O rope jump é uma modalidade que usa cordas estáticas, sem elasticidade, e após a queda faz um movimento de balanço, como um pêndulo. No bungee jump, modalidade mais conhecida, a corda elástica faz a pessoa cair e quicar para cima e para baixo repetidas vezes.

Seis pessoas presas

Três homens foram presos em flagrante logo após a morte da jovem, no sábado (13). Eles são os instrutores que aparecem em um vídeo lançando Maria Eduarda da ponte: Luis Felipe Feliciano Egoroff, de 32 anos; Maicon Fernandes Cintra, de 42 anos; e Vitor de Freitas Gonçalves, de 27 anos. Os três tiveram a prisão convertida em preventiva e foram transferidos do Centro de Detenção Provisória (CDP) de Piracicaba (SP) para o CDP II de Guarulhos (SP) para terem a integridade física resguardada, segundo o advogado Rafael Gomes dos Santos, que representa dois dos instrutores. Na semana passada, a Justiça negou pedido de habeas corpus.

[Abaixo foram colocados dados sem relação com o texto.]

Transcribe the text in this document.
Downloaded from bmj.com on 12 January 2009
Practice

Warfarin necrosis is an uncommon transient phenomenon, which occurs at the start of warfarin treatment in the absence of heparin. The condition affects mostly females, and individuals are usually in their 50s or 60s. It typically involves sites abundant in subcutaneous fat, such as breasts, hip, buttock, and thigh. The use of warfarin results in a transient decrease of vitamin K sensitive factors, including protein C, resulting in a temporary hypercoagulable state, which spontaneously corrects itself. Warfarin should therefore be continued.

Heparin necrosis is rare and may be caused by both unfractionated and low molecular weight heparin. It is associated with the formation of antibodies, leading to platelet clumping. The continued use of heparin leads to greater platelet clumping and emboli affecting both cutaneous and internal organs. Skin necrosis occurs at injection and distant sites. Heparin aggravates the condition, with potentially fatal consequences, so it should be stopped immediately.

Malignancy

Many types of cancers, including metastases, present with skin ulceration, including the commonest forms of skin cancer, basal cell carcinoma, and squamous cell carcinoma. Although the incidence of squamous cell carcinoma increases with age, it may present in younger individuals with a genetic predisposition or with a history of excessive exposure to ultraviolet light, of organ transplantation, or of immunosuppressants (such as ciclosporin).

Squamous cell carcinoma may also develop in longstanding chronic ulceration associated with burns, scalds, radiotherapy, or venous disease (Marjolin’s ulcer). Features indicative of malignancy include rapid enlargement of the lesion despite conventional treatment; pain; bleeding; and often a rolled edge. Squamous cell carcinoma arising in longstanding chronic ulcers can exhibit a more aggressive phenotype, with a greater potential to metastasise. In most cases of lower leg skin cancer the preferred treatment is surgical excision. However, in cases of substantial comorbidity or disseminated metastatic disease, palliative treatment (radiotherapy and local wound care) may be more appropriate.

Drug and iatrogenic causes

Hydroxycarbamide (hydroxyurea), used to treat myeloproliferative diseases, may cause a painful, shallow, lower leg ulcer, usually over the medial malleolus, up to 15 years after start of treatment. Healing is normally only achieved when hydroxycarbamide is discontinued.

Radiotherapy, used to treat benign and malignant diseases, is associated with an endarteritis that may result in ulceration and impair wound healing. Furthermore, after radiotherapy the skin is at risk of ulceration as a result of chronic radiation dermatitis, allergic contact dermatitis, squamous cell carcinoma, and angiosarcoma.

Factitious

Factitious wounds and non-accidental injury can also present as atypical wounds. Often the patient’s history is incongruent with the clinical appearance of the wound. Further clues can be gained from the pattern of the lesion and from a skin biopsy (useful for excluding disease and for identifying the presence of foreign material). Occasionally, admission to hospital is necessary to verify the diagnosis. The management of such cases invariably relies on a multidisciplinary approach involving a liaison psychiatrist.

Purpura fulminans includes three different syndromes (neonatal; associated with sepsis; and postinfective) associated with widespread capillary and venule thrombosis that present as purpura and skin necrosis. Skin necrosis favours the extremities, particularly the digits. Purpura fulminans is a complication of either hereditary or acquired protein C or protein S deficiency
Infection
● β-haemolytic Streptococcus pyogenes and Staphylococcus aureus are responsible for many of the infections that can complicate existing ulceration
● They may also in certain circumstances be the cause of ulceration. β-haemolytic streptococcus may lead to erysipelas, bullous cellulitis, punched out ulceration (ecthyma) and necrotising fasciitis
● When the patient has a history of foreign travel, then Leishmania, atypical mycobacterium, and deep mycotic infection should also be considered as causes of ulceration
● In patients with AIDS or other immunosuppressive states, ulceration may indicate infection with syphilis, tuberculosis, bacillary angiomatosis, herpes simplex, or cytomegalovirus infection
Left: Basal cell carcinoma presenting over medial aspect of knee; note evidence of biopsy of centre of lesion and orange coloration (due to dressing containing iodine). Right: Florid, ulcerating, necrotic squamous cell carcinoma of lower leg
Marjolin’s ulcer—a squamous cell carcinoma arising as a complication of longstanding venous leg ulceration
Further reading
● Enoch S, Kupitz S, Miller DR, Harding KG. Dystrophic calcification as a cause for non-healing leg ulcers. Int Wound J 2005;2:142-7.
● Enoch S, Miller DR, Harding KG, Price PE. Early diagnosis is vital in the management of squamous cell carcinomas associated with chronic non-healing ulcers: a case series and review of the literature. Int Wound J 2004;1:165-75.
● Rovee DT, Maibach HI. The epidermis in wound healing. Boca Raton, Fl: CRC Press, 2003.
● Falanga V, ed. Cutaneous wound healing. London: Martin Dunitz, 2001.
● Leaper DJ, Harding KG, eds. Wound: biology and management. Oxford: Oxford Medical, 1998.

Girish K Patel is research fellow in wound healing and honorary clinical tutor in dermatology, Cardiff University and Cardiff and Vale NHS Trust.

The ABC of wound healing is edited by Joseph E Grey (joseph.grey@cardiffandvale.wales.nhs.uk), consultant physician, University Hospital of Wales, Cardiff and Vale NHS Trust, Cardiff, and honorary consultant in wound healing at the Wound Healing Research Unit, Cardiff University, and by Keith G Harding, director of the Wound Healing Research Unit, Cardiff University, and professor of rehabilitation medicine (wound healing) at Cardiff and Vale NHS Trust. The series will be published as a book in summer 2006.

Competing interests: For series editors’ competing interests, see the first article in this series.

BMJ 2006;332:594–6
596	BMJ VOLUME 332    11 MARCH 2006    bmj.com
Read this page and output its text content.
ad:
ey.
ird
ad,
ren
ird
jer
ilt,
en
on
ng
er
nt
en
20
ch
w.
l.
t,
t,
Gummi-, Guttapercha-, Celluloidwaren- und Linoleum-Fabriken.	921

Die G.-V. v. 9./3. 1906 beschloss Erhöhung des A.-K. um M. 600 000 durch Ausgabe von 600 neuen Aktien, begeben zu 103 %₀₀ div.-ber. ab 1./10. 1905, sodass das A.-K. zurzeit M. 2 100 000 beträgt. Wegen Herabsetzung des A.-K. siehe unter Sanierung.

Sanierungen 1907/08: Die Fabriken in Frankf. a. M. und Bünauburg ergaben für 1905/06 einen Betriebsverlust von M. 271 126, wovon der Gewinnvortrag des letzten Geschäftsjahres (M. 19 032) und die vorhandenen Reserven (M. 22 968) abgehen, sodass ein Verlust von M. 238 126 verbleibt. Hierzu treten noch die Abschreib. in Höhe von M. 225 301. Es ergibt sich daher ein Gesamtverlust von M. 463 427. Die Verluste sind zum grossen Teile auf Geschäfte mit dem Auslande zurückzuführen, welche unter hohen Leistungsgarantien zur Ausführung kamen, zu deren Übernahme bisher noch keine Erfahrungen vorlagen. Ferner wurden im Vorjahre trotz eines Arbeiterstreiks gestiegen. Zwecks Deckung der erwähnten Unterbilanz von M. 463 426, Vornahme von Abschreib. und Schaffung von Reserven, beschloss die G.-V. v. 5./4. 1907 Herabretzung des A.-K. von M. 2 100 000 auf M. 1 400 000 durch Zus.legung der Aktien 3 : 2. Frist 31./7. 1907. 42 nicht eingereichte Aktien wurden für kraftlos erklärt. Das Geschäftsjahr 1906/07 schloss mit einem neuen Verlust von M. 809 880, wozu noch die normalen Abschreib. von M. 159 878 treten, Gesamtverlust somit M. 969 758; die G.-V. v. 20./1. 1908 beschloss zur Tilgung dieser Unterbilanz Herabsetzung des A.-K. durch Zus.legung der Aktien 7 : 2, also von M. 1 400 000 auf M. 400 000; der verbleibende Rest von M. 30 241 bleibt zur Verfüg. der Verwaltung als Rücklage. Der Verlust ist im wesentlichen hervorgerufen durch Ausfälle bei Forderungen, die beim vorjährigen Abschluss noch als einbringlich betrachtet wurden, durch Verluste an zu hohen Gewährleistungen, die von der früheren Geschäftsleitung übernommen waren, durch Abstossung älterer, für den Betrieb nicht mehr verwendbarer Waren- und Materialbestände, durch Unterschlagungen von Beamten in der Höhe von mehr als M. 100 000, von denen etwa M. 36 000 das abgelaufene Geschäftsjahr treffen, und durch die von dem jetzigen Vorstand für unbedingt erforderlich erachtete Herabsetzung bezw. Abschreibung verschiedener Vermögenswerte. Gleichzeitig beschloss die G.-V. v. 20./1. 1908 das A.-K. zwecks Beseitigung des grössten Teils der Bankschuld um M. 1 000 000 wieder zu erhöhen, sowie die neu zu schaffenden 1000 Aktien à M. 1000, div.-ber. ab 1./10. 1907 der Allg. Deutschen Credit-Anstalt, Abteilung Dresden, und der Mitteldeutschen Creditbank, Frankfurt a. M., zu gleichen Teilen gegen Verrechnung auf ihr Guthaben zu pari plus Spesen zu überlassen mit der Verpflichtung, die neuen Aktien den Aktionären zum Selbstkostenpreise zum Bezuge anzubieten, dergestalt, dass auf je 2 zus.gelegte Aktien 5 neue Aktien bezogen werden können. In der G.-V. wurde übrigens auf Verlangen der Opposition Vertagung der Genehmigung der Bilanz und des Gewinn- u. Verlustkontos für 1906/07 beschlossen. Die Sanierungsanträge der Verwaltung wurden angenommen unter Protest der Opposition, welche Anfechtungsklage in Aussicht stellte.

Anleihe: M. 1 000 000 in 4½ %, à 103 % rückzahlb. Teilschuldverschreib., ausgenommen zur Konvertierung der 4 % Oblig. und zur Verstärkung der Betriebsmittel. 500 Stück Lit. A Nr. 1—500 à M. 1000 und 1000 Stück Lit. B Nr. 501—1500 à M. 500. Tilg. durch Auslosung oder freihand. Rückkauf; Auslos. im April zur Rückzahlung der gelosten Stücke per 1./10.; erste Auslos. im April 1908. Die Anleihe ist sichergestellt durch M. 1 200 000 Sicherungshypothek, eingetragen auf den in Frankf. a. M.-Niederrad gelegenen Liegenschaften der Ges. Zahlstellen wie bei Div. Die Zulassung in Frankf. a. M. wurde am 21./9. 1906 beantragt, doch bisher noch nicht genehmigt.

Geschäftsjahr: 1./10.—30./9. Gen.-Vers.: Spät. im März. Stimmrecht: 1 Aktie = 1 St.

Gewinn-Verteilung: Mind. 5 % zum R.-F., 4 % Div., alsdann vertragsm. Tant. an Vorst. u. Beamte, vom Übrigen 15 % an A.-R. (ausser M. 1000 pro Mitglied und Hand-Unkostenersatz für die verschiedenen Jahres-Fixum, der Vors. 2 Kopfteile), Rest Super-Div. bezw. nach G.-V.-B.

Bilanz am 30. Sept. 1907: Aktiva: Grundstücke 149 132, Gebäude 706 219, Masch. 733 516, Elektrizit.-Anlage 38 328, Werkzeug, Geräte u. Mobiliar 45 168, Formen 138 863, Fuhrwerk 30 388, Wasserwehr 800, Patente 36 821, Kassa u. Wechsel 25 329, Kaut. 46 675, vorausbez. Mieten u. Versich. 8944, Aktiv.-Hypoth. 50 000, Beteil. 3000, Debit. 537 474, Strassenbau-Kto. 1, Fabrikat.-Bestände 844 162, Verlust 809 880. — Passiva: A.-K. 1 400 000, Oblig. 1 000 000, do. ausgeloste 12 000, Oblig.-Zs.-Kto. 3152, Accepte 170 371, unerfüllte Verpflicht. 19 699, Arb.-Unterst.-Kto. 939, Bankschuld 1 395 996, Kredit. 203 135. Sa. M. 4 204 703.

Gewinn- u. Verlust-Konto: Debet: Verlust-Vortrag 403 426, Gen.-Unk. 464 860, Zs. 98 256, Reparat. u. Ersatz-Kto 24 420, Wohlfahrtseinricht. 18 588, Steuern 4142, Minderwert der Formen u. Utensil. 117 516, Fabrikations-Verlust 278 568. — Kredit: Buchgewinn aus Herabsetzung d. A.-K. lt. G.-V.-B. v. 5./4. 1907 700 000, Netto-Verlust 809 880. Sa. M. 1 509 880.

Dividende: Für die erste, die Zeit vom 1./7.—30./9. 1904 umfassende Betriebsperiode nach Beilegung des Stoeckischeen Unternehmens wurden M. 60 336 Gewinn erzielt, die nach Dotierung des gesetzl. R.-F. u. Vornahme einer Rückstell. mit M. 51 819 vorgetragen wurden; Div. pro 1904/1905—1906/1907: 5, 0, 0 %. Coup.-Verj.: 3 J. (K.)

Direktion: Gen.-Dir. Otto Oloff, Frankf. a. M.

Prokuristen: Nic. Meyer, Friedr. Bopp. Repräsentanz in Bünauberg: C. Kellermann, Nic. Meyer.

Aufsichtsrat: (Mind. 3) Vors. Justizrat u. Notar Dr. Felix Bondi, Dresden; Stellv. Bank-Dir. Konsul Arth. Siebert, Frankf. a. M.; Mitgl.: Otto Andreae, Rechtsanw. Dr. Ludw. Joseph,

Já na manhã de sábado (20), a polícia prendeu mais três pessoas de forma temporária. Eles integravam a equipe responsável pela organização e execução da atividade: Evelyne dos Santos Gonçalves, de 29 anos, no Rio de Janeiro (RJ), responsável pela empresa informal que realizava os saltos; um homem de 25 anos, de Limeira; e um homem de 27 anos, de Indaiatuba (SP).

Supressão de provas

“No curso das apurações, foram reunidos elementos que indicam possível supressão de provas relevantes para a investigação, especialmente relacionadas ao desaparecimento do equipamento de captação de imagens utilizado pela vítima durante o salto”, explica a delegada Andréa Levy. Os três são suspeitos de apagar conteúdos digitais relevantes ao esclarecimento do caso e de desaparecer com a câmera que gravava o salto e que estava presa em Maria Eduarda, informou a Secretaria de Segurança Pública de São Paulo (SSP) em nota. A câmera é considerada essencial pelos investigadores para a reconstrução do caso.